WORD ORDER VARIATION IN RUSSIAN, UZBEK, AND ENGLISH: A FUNCTIONAL-TYPOLOGICAL COMPARISON
DOI:
https://doi.org/10.55640/Keywords:
word order, functional typology, Russian, Uzbek, English, information structure, syntax.Abstract
Word order variation is a central topic in linguistic typology and functional grammar, as it reflects the interaction between syntactic structure, information structure, and communicative intent. This study presents a functional-typological comparison of word order variation in Russian, Uzbek, and English, three languages belonging to different language families and typological profiles. English represents a rigid SVO (Subject–Verb–Object) language, Uzbek exemplifies a predominantly SOV (Subject–Object–Verb) agglutinative language, while Russian occupies an intermediate position with relatively free word order due to rich inflectional morphology.
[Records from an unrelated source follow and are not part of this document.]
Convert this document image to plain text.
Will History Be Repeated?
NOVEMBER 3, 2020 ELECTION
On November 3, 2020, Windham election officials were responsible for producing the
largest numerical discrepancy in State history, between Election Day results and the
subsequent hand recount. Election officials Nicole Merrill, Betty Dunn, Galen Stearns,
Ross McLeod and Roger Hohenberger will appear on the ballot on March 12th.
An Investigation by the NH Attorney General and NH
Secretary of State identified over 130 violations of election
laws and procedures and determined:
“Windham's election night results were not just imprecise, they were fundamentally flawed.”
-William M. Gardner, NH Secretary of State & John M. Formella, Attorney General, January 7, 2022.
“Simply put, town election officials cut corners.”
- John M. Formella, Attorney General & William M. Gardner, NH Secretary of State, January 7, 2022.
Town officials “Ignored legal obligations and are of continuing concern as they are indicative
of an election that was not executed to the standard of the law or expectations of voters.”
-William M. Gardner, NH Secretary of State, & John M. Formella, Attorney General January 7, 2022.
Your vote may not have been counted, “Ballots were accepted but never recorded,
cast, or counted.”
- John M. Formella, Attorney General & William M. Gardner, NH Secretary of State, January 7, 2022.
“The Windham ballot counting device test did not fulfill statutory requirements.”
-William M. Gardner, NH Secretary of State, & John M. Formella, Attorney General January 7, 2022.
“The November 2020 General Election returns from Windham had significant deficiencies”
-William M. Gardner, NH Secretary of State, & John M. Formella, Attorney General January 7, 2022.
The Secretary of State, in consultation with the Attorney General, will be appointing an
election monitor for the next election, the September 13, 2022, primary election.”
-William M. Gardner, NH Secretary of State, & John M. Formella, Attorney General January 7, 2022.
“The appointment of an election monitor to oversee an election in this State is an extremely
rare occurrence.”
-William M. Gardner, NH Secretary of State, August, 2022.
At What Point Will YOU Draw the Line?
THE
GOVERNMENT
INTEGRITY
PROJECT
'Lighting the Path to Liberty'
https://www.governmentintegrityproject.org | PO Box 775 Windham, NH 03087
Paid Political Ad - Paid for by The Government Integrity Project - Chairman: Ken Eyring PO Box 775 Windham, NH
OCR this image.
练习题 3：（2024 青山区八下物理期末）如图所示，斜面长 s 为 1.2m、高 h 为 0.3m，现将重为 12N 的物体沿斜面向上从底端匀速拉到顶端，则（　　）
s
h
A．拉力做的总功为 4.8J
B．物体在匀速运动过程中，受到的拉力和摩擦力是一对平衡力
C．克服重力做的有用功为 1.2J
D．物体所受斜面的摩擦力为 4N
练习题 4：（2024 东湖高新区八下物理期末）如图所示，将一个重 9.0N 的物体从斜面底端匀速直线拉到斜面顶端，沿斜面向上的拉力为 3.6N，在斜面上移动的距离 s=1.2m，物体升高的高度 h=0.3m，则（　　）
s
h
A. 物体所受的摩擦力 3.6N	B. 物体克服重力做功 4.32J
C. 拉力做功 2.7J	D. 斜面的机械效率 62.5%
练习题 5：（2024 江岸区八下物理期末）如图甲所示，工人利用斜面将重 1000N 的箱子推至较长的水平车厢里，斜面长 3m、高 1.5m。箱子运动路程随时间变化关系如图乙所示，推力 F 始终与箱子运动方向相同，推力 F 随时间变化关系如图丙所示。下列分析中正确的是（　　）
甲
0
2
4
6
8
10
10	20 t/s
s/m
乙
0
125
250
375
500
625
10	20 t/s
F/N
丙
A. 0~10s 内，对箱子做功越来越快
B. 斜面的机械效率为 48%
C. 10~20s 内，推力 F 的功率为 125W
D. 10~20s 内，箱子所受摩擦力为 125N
The research aims to identify the grammatical, pragmatic, and discourse-related factors that govern word order variation in these languages. Using a qualitative comparative method based on descriptive grammars, corpus examples, and previous typological studies, the paper analyzes how word order serves communicative functions such as topic–focus articulation, emphasis, and pragmatic salience. The findings demonstrate that while English relies heavily on fixed word order to encode grammatical relations, Russian and Uzbek exploit morphological marking and pragmatic context to allow greater syntactic flexibility. The study contributes to cross-linguistic typology by highlighting how functional motivations shape syntactic variation across structurally diverse languages.